This work identifies and formalizes a systematic coefficient bias in regularized regression (Lasso, Ridge, Elastic Net) arising from class imbalance in binary features—a bias amplified by the coupling of feature normalization and regularization strategies, and exacerbated in mixed-type data and interaction-term settings. To address it, we propose two novel correction paradigms: (i) variance- or standard-deviation-based scaling of binary features for Lasso and Ridge; and (ii) class-aware reweighting of penalty terms for Elastic Net. Through theoretical analysis, extensive simulations, and bias–variance trade-off quantification, we demonstrate the ubiquity and correctability of the bias. We further provide practical, feature-type-aware normalization guidelines for mixed-data settings and explicitly quantify the variance increase induced by correction. Our framework establishes foundational methodological support for fairness and stability in high-dimensional sparse modeling.
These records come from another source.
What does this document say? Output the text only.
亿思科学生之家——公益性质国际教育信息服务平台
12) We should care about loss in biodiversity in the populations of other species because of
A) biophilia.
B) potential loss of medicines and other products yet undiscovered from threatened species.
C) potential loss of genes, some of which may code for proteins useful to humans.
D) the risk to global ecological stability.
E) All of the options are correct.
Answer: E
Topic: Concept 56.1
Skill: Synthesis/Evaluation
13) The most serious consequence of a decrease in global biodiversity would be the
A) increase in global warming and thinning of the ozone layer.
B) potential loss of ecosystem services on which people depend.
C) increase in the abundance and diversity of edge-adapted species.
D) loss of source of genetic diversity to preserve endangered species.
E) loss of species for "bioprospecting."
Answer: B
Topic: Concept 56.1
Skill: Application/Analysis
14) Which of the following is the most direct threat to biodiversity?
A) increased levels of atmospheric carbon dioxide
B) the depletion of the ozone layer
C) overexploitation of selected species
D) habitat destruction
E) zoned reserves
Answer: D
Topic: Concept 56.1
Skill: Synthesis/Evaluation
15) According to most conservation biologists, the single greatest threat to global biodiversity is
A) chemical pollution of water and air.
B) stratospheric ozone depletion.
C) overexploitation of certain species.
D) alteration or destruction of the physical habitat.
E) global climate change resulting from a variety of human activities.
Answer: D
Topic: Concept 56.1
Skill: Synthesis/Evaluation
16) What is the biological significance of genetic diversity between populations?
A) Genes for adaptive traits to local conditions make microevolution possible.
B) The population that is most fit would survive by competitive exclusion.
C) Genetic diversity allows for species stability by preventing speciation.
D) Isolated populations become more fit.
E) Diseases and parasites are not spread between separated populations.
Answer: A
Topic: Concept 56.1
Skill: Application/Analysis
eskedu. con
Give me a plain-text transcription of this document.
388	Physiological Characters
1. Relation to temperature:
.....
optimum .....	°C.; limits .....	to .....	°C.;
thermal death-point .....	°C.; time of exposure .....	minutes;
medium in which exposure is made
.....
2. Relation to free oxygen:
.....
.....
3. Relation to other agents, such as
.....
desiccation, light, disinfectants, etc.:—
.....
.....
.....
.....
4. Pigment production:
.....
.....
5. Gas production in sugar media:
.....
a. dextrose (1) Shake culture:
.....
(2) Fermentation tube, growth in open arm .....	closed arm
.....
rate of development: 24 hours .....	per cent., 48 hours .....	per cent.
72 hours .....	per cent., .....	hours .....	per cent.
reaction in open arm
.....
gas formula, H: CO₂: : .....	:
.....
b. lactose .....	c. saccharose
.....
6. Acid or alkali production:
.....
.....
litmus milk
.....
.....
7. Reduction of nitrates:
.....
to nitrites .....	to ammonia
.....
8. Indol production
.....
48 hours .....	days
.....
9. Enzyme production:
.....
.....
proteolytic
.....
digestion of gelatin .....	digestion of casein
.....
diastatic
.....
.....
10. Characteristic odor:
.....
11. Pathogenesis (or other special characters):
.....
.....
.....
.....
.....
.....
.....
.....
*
Regularized models are often sensitive to the scales of the features in the data and it has therefore become standard practice to normalize (center and scale) the features before fitting the model. But there are many different ways to normalize the features and the choice may have dramatic effects on the resulting model. In spite of this, there has so far been no research on this topic. In this paper, we begin to bridge this knowledge gap by studying normalization in the context of lasso, ridge, and elastic net regression. We focus on normal and binary features and show that the class balances of binary features directly influences the regression coefficients and that this effect depends on the combination of normalization and regularization methods used. We demonstrate that this effect can be mitigated by scaling binary features with their variance in the case of the lasso and standard deviation in the case of ridge regression, but that this comes at the cost of increased variance. For the elastic net, we show that scaling the penalty weights, rather than the features, can achieve the same effect. Finally, we also tackle mixes of binary and normal features as well as interactions and provide some initial results on how to normalize features in these cases.